I'd appreciate any kind of hints or help with this issue, I am fine with sharing some codesnippets and rewriting lots of code if there is a better way of handling this amount of data.

EDIT: Here is a snippet from the subprocess call (I think those double quotes need to be there, because of "Program Files" in the directory path)

create_no_window = 0x08000000
cwd = os.path.dirname(os.path.abspath(__file__))
python_path = os.path.join(sys.exec_prefix, "python.exe")
script_path = os.path.join(cwd, "solveTable.py")
inputs = [
  '"{}"'.format(python_path),
  '"{}"'.format(script_path),
  "--in_df", '"{}"'.format(in_df_csv),
  # some more kwargs
  ]
with subprocess.Popen(
  inputs,
  stdout=subprocess.PIPE, stderr=subprocess.PIPE,
  creationflags=create_no_window) as process:
  # some code for logging and error handling

The solveTable.py is parsing the kwargs from the input, splits up the in_df into n chunks, then calculates the values for those chunks, saves each result into a .csv file for me to read when everything is done. This - as previously stated - works perfectly when executing from commandline.

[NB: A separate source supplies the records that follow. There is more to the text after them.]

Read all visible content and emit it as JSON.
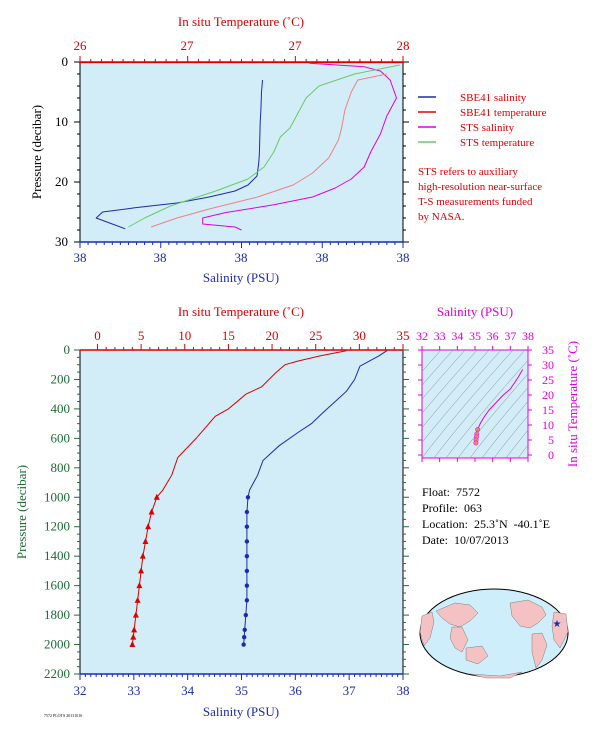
{
  "colors": {
    "panel_bg": "#d2edf7",
    "red": "#dd0000",
    "blue": "#1a2bb0",
    "magenta": "#e000e0",
    "green": "#66cc66",
    "salmon": "#f08080",
    "axis_green": "#1d6b37",
    "axis_blue": "#1a2bb0",
    "ts_contour": "#7f8f8f"
  },
  "chart_data": [
    {
      "id": "top",
      "type": "line",
      "top_axis_label": "In situ Temperature (˚C)",
      "top_ticks": [
        "26",
        "27",
        "27",
        "28"
      ],
      "bottom_axis_label": "Salinity (PSU)",
      "bottom_ticks": [
        "38",
        "38",
        "38",
        "38",
        "38"
      ],
      "ylabel": "Pressure (decibar)",
      "ylim": [
        0,
        30
      ],
      "y_ticks": [
        "0",
        "10",
        "20",
        "30"
      ],
      "legend": [
        {
          "label": "SBE41 salinity",
          "color": "#1a2bb0"
        },
        {
          "label": "SBE41 temperature",
          "color": "#dd0000"
        },
        {
          "label": "STS salinity",
          "color": "#e000e0"
        },
        {
          "label": "STS temperature",
          "color": "#66cc66"
        }
      ],
      "note_lines": [
        "STS refers to auxiliary",
        "high-resolution near-surface",
        "T-S measurements funded",
        "by NASA."
      ],
      "series": [
        {
          "name": "SBE41 salinity",
          "color": "#1a2bb0",
          "x": [
            0.565,
            0.562,
            0.56,
            0.558,
            0.557,
            0.556,
            0.555,
            0.553,
            0.548,
            0.52,
            0.48,
            0.4,
            0.3,
            0.17,
            0.07,
            0.05,
            0.1,
            0.14
          ],
          "y": [
            3,
            5,
            8,
            10,
            12,
            14,
            15.5,
            17,
            19,
            20.5,
            21.5,
            22.5,
            23.5,
            24.3,
            25,
            26,
            27,
            27.8
          ]
        },
        {
          "name": "SBE41 temperature",
          "color": "#dd0000",
          "x": [
            0.0,
            0.7,
            1.0
          ],
          "y": [
            0.1,
            0.1,
            0.1
          ]
        },
        {
          "name": "STS salinity",
          "color": "#e000e0",
          "x": [
            0.71,
            0.88,
            0.93,
            0.96,
            0.98,
            0.95,
            0.93,
            0.9,
            0.88,
            0.84,
            0.79,
            0.72,
            0.6,
            0.45,
            0.38,
            0.38,
            0.48,
            0.5
          ],
          "y": [
            0.2,
            0.8,
            1.5,
            3,
            6,
            9,
            12,
            15,
            17.5,
            19.5,
            21,
            22.5,
            23.8,
            25.1,
            26,
            27,
            27.5,
            28
          ]
        },
        {
          "name": "STS temperature",
          "color": "#66cc66",
          "x": [
            0.99,
            0.85,
            0.74,
            0.7,
            0.67,
            0.65,
            0.62,
            0.6,
            0.57,
            0.52,
            0.42,
            0.28,
            0.2,
            0.15
          ],
          "y": [
            0.5,
            2,
            4,
            6,
            9,
            11,
            12.5,
            15,
            17.5,
            19.5,
            21.5,
            24,
            26,
            27.5
          ]
        },
        {
          "name": "STS temperature",
          "color": "#f08080",
          "x": [
            0.95,
            0.86,
            0.84,
            0.82,
            0.81,
            0.8,
            0.77,
            0.72,
            0.66,
            0.55,
            0.4,
            0.3,
            0.22
          ],
          "y": [
            2,
            3,
            5,
            8,
            11,
            13,
            16,
            18.5,
            20.5,
            22.5,
            24.5,
            26,
            27.5
          ]
        }
      ]
    },
    {
      "id": "bottom",
      "type": "line",
      "top_axis_label": "In situ Temperature (˚C)",
      "xlabel": "Salinity (PSU)",
      "ylabel": "Pressure (decibar)",
      "temp_lim": [
        -2,
        35
      ],
      "temp_ticks": [
        0,
        5,
        10,
        15,
        20,
        25,
        30,
        35
      ],
      "sal_lim": [
        32,
        38
      ],
      "sal_ticks": [
        32,
        33,
        34,
        35,
        36,
        37,
        38
      ],
      "ylim": [
        0,
        2200
      ],
      "y_ticks": [
        0,
        200,
        400,
        600,
        800,
        1000,
        1200,
        1400,
        1600,
        1800,
        2000,
        2200
      ],
      "series": [
        {
          "name": "temperature",
          "color": "#dd0000",
          "markers": "triangle",
          "x": [
            28.5,
            25.5,
            23,
            21.5,
            20.5,
            18.8,
            17,
            15,
            13.5,
            11.3,
            9.2,
            8.5,
            7.5,
            6.8,
            6.2,
            5.8,
            5.5,
            5.2,
            5.0,
            4.8,
            4.6,
            4.4,
            4.2,
            4.1,
            4.0
          ],
          "y": [
            5,
            40,
            75,
            100,
            150,
            250,
            300,
            400,
            450,
            600,
            730,
            850,
            950,
            1000,
            1100,
            1200,
            1300,
            1400,
            1500,
            1600,
            1700,
            1800,
            1900,
            1950,
            2000
          ],
          "marker_start_index": 13
        },
        {
          "name": "salinity",
          "color": "#1a2bb0",
          "markers": "dot",
          "x": [
            37.7,
            37.55,
            37.2,
            37.1,
            36.95,
            36.8,
            36.5,
            36.3,
            36.05,
            35.7,
            35.4,
            35.3,
            35.15,
            35.12,
            35.1,
            35.1,
            35.1,
            35.1,
            35.1,
            35.1,
            35.1,
            35.08,
            35.06,
            35.05,
            35.04
          ],
          "y": [
            5,
            40,
            110,
            200,
            280,
            330,
            430,
            500,
            560,
            650,
            750,
            850,
            950,
            1000,
            1100,
            1200,
            1300,
            1400,
            1500,
            1600,
            1700,
            1800,
            1900,
            1950,
            2000
          ],
          "marker_start_index": 13
        }
      ]
    },
    {
      "id": "ts",
      "type": "scatter",
      "top_axis_label": "Salinity (PSU)",
      "right_axis_label": "In situ Temperature (˚C)",
      "sal_lim": [
        32,
        38
      ],
      "sal_ticks": [
        32,
        33,
        34,
        35,
        36,
        37,
        38
      ],
      "temp_lim": [
        -1,
        35
      ],
      "temp_ticks": [
        0,
        5,
        10,
        15,
        20,
        25,
        30,
        35
      ],
      "series": [
        {
          "name": "profile",
          "color": "#e000e0",
          "x": [
            37.7,
            37.4,
            37.0,
            36.6,
            36.2,
            35.8,
            35.5,
            35.3,
            35.15,
            35.1,
            35.08,
            35.06,
            35.05
          ],
          "y": [
            28.5,
            25.5,
            22,
            20,
            17.5,
            15,
            12.5,
            10.5,
            8.5,
            7,
            6,
            5,
            4
          ]
        }
      ]
    }
  ],
  "info": {
    "float": "Float:  7572",
    "profile": "Profile:  063",
    "location": "Location:  25.3˚N  -40.1˚E",
    "date": "Date:  10/07/2013"
  },
  "footer_tag": "7572 PLOTS 20131016"
}
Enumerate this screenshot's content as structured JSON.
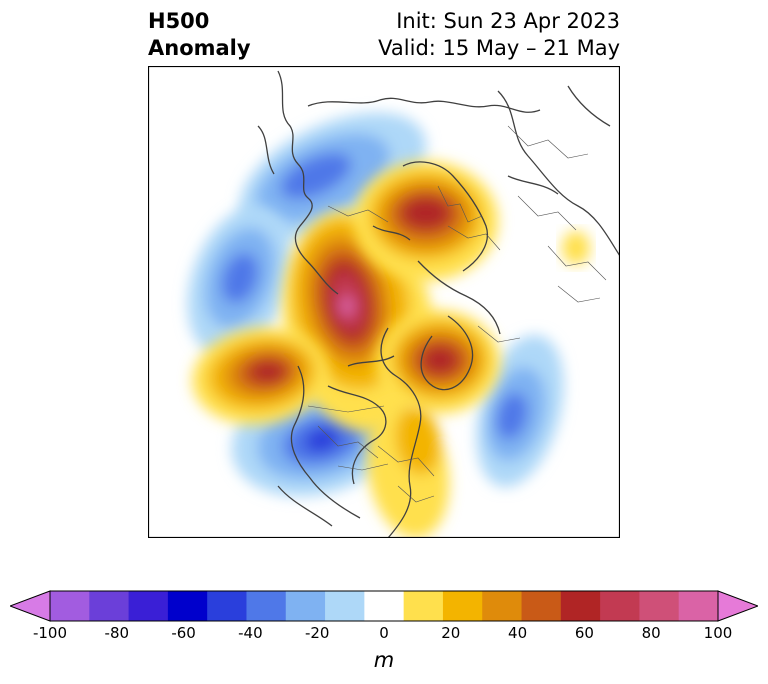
{
  "header": {
    "left_line1": "H500",
    "left_line2": "Anomaly",
    "right_line1": "Init: Sun 23 Apr 2023",
    "right_line2": "Valid: 15 May – 21 May"
  },
  "colorbar": {
    "ticks": [
      "-100",
      "-80",
      "-60",
      "-40",
      "-20",
      "0",
      "20",
      "40",
      "60",
      "80",
      "100"
    ],
    "unit": "m",
    "colors": [
      "#d77be6",
      "#a25ce0",
      "#6b3fd9",
      "#3a1fd6",
      "#0000cc",
      "#2a3fdc",
      "#4f78e8",
      "#7fb2f2",
      "#aed8f8",
      "#ffffff",
      "#ffe04d",
      "#f3b400",
      "#df8b0b",
      "#c95a17",
      "#b02525",
      "#c23a52",
      "#cf5078",
      "#da63a6",
      "#e67ad8"
    ],
    "extend_low": "#d77be6",
    "extend_high": "#e67ad8"
  }
}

ShaunWalbridge · ‎09-09-2022

My first guess is some issue with the pathing or quoting in the `inputs` list, subprocess can be persnickety about this particularly on Windows. Perhaps try a simpler `inputs` to start to isolate what's causing the issue, or disable the no_window and see if there is are any details the process call shows. Just try launching the python_path and a script that returns a value. I would also check that the path being sent as `in_df_csv` is properly normalized.